Dr. Lyman's research interests include electron microscopy and microanalysis of metals, ceramics, and heterogeneous catalysts. He and his students have found structure-property relationships of supported alloy catalysts, particularly the microstructure of Pt-Rh catalysts that optimize the activity of reactions for the low-temperature reduction of nitric oxide. Other research has included work on aluminum alloys, stainless steels, transition metal oxides, and carbon fibers.

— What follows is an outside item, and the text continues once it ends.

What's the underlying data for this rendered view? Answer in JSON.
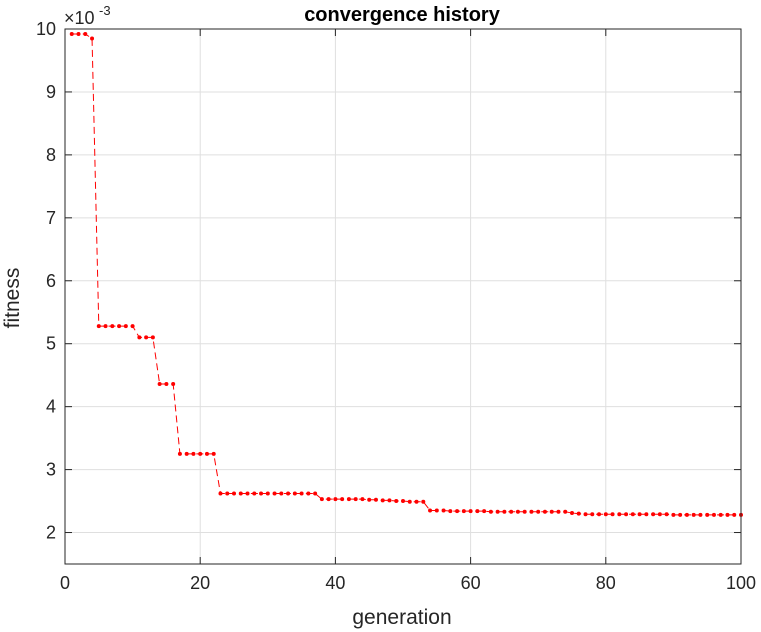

Bimetallic nanoparticles have been used as catalysts for many years without knowing the details of the composition or the structure of individual particles within a particular particle population. Important improvements in catalytic properties have been made by directly analyzing individual particles, rather than by assuming that all the particles in a population are identical. Professor Lyman and his students have used scanning transmission electron microscopy and in-situ FTIR to determine the microstructure of the ideal bimetallic nanoparticle that is most favorable for high activity and selectivity in the reduction of NO with H2. A typical catalyst for this reaction is Pt-Rh/γ-Al2O3, and this catalyst may be used for control of emissions from fossil fuel electric power plants. The findings from this research include the discovery that certain nanoparticle populations can form into separate phases [1], the demonstration that single-phase bimetallic nanoparticles with minute amounts of the second element have the highest selectivity [1, 2], and that a Pt-Ni catalyst reduces NO with higher selectivity to N2 than the more expensive Pt-Rh catalyst [3]. The structure of the active Pt-Ni nanoparticle is expected to be a decoration of a 2-nm Pt particle with a few Ni surface atoms.


Composition-size diagram showing two bimetallic alloy catalysts after similar heat treatments. This type of diagram provides a fingerprint for a catalyst population. The Pt-Rh nanoparticles have separated into a Pt-rich phase and a Rh-rich phase [1]. The Pt-Re nanoparticles are about 1 nm in size and exhibit a range of Pt-rich alloy compositions [4].

[1] R. E. Lakis et al., J. Catal., 154 (19 95) 261-275.

[2] P. S. Dimick et al., Applied Catalysis B: Environmental 89 (2009) 1-11.

[3] P. S. Dimick et al., Catalysis Letters 138 (2010) 148-154.

[4] R. Prestvik et al., J. Catal. 176 (1998) 246-252.